Die Macht der Bilder

Start der Seminarreihe „Reformation.Bild.Bibel.2015“ in Gütersloh

Dr. Rolf Wischnath und Gisela Kittel (v.l.). Foto: Kerstin Jacobsen

Gütersloh. „Das Bilderverbot in der Heiligen Schrift“ – unter dieser Überschrift stand jetzt ein Seminarabend mit Professorin Gisela Kittel im evangelischen Haus der Begegnung.

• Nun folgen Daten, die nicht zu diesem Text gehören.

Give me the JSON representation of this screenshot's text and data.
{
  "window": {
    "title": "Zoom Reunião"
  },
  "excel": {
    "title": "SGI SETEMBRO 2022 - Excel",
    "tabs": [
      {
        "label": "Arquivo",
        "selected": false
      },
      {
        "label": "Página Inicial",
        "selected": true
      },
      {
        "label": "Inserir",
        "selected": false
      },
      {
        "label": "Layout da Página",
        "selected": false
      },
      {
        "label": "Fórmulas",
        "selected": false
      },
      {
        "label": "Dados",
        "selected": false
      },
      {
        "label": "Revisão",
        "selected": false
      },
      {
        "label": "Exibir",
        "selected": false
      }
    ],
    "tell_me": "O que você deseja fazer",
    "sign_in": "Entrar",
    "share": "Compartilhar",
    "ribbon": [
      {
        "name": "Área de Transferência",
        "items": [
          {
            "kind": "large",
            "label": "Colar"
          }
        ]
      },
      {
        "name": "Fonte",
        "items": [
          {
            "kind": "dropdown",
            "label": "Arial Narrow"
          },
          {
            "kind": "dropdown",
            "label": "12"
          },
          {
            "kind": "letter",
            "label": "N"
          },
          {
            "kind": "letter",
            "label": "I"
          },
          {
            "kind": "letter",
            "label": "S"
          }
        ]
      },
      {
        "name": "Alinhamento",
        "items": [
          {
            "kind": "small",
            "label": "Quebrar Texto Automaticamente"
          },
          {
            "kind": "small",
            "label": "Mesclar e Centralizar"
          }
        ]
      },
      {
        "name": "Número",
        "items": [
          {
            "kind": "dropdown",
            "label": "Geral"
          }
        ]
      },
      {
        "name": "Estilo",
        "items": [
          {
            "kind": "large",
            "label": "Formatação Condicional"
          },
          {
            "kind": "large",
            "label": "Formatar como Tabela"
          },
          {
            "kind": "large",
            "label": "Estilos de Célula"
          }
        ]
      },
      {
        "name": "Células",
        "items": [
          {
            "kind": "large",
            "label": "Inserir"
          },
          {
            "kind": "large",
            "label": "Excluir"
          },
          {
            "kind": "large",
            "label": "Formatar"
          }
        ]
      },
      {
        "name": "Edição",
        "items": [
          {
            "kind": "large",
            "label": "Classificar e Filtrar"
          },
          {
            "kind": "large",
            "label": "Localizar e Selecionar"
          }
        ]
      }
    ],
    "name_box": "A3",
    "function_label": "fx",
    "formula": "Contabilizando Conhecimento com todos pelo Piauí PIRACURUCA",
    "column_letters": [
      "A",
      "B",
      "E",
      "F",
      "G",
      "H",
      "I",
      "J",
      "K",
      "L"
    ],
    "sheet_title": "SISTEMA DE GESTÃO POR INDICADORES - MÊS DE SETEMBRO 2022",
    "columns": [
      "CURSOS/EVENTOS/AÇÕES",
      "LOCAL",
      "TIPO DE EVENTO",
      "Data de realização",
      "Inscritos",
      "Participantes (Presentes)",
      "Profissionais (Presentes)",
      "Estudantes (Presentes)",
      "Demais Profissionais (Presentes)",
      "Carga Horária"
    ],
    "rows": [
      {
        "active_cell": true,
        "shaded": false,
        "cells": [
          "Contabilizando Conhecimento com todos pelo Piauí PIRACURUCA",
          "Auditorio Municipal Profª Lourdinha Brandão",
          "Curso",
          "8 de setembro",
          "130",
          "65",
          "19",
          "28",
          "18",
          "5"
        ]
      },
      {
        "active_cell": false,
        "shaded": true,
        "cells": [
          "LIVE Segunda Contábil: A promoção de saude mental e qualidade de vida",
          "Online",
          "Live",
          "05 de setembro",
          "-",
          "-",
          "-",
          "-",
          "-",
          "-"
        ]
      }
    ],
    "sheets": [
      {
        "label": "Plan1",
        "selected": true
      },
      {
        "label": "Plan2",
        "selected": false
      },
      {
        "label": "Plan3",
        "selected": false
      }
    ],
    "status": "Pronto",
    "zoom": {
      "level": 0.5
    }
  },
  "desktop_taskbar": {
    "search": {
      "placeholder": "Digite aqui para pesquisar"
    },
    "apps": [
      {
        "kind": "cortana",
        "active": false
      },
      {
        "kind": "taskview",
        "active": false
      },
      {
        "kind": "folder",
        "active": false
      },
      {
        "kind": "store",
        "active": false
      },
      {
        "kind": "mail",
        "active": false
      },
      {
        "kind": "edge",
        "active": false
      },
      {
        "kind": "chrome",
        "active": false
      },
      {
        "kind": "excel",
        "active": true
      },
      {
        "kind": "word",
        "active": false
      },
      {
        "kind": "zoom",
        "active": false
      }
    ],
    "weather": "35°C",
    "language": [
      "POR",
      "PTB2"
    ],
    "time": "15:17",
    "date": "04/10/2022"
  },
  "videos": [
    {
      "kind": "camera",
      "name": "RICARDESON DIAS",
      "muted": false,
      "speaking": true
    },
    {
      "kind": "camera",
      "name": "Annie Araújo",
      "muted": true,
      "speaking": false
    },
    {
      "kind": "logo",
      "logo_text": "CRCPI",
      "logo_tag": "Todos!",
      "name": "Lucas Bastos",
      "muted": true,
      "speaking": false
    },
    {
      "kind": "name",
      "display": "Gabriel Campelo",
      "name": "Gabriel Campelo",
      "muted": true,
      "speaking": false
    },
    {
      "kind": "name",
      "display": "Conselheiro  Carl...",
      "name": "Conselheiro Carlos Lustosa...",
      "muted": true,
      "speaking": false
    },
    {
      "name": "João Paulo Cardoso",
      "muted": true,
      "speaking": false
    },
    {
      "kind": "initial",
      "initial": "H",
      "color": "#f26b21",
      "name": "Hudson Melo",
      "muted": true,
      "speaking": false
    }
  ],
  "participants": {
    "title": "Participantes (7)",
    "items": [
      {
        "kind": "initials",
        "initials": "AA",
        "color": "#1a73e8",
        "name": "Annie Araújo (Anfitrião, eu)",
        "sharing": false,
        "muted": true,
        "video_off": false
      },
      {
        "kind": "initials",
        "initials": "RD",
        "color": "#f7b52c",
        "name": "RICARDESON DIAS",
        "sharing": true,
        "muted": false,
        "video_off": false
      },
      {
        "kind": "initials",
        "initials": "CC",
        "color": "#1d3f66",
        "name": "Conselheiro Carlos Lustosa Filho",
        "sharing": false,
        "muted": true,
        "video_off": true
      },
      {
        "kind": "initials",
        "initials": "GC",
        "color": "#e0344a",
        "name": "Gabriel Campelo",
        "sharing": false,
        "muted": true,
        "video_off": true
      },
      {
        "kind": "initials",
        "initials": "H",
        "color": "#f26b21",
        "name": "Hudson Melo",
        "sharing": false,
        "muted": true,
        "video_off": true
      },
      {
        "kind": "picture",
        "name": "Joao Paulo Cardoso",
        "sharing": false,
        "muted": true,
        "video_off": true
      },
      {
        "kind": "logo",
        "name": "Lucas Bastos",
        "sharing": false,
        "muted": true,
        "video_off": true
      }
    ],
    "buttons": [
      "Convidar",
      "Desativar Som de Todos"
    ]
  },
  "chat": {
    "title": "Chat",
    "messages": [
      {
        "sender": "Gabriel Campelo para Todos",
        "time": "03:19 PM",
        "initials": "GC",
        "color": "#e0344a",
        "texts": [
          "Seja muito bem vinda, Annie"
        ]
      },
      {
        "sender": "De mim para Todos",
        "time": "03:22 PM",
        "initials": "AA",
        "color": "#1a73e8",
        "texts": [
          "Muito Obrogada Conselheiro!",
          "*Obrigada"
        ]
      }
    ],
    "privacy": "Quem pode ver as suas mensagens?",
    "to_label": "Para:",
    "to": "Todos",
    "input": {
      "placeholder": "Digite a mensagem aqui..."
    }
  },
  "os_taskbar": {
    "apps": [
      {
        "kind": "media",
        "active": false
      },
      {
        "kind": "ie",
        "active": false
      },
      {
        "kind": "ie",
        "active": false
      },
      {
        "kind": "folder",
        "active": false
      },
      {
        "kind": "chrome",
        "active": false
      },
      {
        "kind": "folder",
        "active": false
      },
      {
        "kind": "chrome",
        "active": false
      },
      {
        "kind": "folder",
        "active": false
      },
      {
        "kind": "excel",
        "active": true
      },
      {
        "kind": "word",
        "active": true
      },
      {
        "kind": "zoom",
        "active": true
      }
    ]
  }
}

Rund 25 Interessierte kamen zu der Veranstaltung, mit dem der Evangelische Kirchenkreis und die Evangelische Kirchengemeinde Gütersloh ihre Reihe zum Themenjahr 2015 „Bild und Bibel“ eröffnete. Den Abend moderierte Professor Dr. Rolf Wischnath.

 

Die evangelisch-reformierte Theologin Gisela Kittel war bis 2005 Professorin der Universität Bielefeld. Ausführlich legte sie die Besonderheit des Bilderverbots dar, das das Alte Testament gleich zweimal (2. Mose 20,4f und 5. Mose 5,8f) im Rahmen der Zehn Gebote überliefert. Dabei ging sie auch auf die Unterschiede der lutherischen und der reformierten Tradition ein: Versteht erstere das Bilderverbot als Teil des Ersten Gebots, zählt es letztere als eigenes Gebot und fasst die beiden letzten Gebote „Vom Begehren“ zusammen.

 

Das Alte Testament rechne durchaus mit anderen Göttern, so die Referentin. Jedoch unterschiede sich der Gott Israels von allen anderen Gottheiten der antiken Welt. Diese seien nach der Definition des großen Alttestamentlers Gerhard von Rad „persongewordene Mächtigkeiten des Himmels oder der Erde oder des Abgrunds“. Mit Hilfe der Kultbilder glaubten die Menschen, sie beeinflussen zu können. Anders der bildlose Gott: „Der Gott Israels ist unverfügbar, uns völlig entzogen.“ Durch die Zehn Gebote als „seine befreiende und bindende Rede“ trete er jedoch selbst in Kontakt zu den Menschen.

 

Das Neue Testament verstehe Jesus als Bild Gottes: „Jesu Weg von der Krippe über das Kreuz bis zur Auferstehung ist der Weg, durch den Gott uns anreden will.“ Begegne im Alten Testament „Gottes Wort aus der Höhe“, spreche er im Neuen Testament „aus der Tiefe“.

 

Die „Macht der Bilder“ sei nicht zu unterschätzen, betonte Kittel. Überlieferungen wie die Verehrung des „goldenen Kalbs“ (2. Mose 32,1-6) bewiesen: Schon das Volk Israel ist der Versuchung der Gottesbilder immer wieder erlegen. Heute erinnere die bizarre Verehrung des nordkoreanischen Diktators Kim Jong-un an den in der Antike verbreiteten Herrscherkult. Wenn Pegida-Anhänger mit dem Kreuz für den Erhalt des christlichen Abendlandes demonstrierten, werde das christliche Symbol „als Fetisch missbraucht“.

 

Bieten bildliche Darstellungen in Kirchen einen Zugang zum Glauben oder verstellen sie ihn eher? Angeregt diskutierten die Anwesenden diese Frage zum Ende eines informativen Abends.